There was no more charismatic or controversial a figure during the swinging '60s than Scottish psychiatrist R D Laing. Dubbed “the white Martin Luther King” and the “high priest of anti-psychiatry”, Laing was as famous as Dylan. In 1965, he established Kingsley Hall in East London as a medication-free community for those seriously affected by schizophrenia. His methods, which involved experimenting with LSD on his patients and practicing a form of self-healing known as metanoia, flew in the face of a medical establishment that considered Laing a dangerous radical.
Mad To Be Normal offers a powerful account of Laing’s Kingsley Hall experiment with a stunning performance from David Tennant that truly gets under the skin of an utterly compelling figure.
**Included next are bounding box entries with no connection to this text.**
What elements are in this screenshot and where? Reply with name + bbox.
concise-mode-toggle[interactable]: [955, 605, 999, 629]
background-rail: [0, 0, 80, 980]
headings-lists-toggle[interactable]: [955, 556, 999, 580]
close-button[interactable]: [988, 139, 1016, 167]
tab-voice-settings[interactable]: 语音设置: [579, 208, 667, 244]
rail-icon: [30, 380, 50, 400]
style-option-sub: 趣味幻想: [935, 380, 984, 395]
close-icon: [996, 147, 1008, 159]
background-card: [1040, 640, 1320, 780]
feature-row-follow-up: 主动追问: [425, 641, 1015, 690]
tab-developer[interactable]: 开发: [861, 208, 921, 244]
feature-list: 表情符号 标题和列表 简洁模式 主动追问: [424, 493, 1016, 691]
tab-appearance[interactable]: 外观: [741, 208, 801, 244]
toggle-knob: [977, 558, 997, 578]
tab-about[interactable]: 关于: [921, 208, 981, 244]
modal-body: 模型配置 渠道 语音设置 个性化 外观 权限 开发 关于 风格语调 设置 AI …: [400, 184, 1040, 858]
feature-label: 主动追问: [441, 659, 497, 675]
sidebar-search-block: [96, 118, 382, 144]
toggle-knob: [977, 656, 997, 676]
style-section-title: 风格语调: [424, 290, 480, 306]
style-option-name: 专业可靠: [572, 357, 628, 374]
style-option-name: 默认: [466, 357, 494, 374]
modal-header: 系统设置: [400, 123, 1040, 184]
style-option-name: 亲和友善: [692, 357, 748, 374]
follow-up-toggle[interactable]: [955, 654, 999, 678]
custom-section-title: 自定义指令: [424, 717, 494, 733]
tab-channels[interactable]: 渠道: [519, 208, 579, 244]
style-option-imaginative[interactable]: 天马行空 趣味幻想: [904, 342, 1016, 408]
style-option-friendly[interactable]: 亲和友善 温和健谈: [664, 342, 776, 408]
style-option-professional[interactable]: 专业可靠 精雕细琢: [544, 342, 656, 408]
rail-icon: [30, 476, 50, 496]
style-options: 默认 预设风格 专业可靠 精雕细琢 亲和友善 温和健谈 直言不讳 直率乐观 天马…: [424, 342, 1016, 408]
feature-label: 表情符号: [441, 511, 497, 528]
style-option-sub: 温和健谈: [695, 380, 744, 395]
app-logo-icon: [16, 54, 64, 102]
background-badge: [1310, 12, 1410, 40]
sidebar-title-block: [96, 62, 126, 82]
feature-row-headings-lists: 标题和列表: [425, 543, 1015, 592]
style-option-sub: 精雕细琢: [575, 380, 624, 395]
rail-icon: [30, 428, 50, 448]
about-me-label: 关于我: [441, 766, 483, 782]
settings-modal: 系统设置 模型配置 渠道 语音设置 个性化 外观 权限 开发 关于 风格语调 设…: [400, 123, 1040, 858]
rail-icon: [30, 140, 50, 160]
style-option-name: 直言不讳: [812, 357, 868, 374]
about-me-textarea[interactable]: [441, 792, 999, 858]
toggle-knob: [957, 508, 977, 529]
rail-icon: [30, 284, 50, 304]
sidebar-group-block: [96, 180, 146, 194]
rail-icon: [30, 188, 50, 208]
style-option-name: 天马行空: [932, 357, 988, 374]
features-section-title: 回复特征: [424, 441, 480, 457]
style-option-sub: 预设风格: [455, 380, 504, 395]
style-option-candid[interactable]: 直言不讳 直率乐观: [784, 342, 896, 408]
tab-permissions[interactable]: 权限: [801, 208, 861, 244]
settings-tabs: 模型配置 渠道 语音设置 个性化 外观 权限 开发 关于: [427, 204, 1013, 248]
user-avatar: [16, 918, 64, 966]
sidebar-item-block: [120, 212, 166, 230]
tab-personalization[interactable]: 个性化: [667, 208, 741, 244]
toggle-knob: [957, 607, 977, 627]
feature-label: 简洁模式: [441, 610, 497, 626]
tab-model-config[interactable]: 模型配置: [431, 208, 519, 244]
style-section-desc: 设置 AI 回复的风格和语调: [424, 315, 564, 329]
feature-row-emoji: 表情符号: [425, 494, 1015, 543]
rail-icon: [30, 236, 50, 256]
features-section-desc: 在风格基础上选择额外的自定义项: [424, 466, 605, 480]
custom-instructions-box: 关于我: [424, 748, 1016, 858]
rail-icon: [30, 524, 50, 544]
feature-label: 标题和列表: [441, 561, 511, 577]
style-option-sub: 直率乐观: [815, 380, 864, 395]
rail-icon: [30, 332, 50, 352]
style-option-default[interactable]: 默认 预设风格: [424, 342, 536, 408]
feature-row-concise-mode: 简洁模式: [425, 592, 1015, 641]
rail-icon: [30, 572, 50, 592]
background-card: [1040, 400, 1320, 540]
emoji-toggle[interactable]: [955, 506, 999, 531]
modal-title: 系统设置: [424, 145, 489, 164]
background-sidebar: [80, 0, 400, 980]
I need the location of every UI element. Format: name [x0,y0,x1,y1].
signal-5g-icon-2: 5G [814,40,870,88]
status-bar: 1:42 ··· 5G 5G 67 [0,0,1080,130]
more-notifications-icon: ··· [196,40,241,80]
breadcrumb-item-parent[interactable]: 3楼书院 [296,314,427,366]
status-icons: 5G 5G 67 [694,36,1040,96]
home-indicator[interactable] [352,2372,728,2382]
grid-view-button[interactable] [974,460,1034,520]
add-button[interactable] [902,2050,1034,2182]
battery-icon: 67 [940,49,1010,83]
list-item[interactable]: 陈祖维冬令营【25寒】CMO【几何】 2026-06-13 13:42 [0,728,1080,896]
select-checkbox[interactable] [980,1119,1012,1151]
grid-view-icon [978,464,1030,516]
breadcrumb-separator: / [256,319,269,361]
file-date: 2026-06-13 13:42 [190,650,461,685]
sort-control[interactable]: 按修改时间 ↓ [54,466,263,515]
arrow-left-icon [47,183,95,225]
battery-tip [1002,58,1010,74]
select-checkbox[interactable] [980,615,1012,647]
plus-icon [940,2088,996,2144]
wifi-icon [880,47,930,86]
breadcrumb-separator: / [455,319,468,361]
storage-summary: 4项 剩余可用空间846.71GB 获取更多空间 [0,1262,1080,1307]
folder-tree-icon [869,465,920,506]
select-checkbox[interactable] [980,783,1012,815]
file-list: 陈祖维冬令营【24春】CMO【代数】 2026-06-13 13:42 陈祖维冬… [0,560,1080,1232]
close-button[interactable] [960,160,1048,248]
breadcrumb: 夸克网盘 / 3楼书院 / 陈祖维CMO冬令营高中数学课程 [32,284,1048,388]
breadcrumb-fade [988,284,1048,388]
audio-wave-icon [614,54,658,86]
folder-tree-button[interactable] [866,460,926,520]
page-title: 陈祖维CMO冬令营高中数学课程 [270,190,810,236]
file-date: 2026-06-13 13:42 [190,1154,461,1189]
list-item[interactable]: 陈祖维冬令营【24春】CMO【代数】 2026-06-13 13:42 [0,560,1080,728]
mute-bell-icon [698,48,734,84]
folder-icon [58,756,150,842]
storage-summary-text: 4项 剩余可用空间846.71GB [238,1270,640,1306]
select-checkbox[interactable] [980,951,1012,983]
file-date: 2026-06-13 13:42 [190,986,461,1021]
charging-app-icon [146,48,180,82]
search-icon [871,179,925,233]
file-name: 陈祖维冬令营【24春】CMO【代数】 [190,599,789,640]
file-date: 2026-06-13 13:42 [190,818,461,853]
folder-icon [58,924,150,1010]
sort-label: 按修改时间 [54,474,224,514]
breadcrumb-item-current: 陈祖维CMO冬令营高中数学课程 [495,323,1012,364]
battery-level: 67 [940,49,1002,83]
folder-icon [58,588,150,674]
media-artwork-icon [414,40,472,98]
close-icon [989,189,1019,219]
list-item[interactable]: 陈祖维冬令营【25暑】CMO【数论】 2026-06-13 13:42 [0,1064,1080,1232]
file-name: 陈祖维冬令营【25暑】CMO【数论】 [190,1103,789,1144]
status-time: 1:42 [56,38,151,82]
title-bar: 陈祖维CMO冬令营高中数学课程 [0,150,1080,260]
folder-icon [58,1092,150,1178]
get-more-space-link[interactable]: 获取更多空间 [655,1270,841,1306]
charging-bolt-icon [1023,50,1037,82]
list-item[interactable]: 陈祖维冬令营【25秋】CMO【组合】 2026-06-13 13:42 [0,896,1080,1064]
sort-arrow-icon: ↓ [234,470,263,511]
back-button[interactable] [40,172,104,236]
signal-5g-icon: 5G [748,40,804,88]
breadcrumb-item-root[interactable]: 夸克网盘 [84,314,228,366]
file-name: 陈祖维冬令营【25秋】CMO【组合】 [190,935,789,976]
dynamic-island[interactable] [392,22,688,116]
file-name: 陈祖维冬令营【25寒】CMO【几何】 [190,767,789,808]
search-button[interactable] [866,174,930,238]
Tennant’s nuanced, complex work conveys a sense of Laing’s immense personal charm and the combination of intelligence and arrogance that made him equally revered and reviled. The film also captures the darker side of a mercurial man who rarely made it easy for those who dared to get close to him, especially his lover Angie (Elisabeth Moss) and fearures a magnificent ensemble cast delivering heartrending performances including Michael Gambon and Gabriel Byrne.
Followed by a Q&A with director Robert Mullan.